Stability of Information-Carrying DNA Origami Nanostructures During Repeated Freeze–Thaw Cycles

Encoding information in molecular arrangements on DNA origami nanostructures (DONs) provides the basis for novel concepts in molecular data storage and computing. To preserve their integrity over long timescales, the information-carrying DONs are often stored in a frozen state. Here, we investigate the effect of repeated freeze–thaw (F/T) cycles on the structural and functional integrity of DONs carrying biotin (Bt) modifications. Bt-streptavidin (SAv) binding is used to visualize the stored information by atomic force microscopy (AFM) before and after 40 F/T cycles. Two strategies are compared by F/T cycling of (I) SAv-bound DONs and (II) SAv-free DONs that are exposed to SAv directly before AFM imaging.
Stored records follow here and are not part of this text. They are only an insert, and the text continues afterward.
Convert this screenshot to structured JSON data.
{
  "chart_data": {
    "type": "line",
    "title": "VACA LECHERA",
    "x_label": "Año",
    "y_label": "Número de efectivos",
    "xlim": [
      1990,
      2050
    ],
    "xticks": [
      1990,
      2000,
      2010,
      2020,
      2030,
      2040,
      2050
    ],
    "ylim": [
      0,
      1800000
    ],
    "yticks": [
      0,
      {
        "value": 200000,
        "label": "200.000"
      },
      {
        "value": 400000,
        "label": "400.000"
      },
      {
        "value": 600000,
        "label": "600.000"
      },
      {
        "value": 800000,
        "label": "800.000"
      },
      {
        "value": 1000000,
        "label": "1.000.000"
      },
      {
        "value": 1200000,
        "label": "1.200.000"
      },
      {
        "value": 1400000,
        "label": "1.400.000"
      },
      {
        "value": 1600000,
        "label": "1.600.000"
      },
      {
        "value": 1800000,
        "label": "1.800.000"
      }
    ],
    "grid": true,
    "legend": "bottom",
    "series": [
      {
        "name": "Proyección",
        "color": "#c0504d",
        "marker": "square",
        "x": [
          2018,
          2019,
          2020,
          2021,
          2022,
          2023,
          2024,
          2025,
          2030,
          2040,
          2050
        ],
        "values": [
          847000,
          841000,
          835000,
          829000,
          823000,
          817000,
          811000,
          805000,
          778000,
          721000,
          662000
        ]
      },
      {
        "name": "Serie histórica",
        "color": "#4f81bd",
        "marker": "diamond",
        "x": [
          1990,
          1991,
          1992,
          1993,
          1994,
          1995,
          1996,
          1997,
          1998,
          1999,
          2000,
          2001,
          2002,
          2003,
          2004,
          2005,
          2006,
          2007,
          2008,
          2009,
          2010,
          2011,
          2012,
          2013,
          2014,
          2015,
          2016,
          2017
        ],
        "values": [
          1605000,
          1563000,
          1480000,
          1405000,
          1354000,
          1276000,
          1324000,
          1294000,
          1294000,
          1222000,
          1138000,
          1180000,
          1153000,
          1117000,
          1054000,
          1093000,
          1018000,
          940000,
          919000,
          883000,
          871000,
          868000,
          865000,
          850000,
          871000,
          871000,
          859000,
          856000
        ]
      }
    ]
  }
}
Our results reveal that while the DONs retain their overall shape, F/T cycling induces a small amount of damage, leading to slightly reduced SAv binding. Adding glycerol at mM concentrations efficiently protects the DONs and restores the original SAv binding yields. Nevertheless, SAv exposure after F/T cycling leads to slightly higher SAv binding yields and a lower background of non-specifically adsorbed SAv compared to strategy I. This makes information readout by AFM more efficient and renders strategy II more convenient for long-term storage of information-carrying DONs with repeated information readout.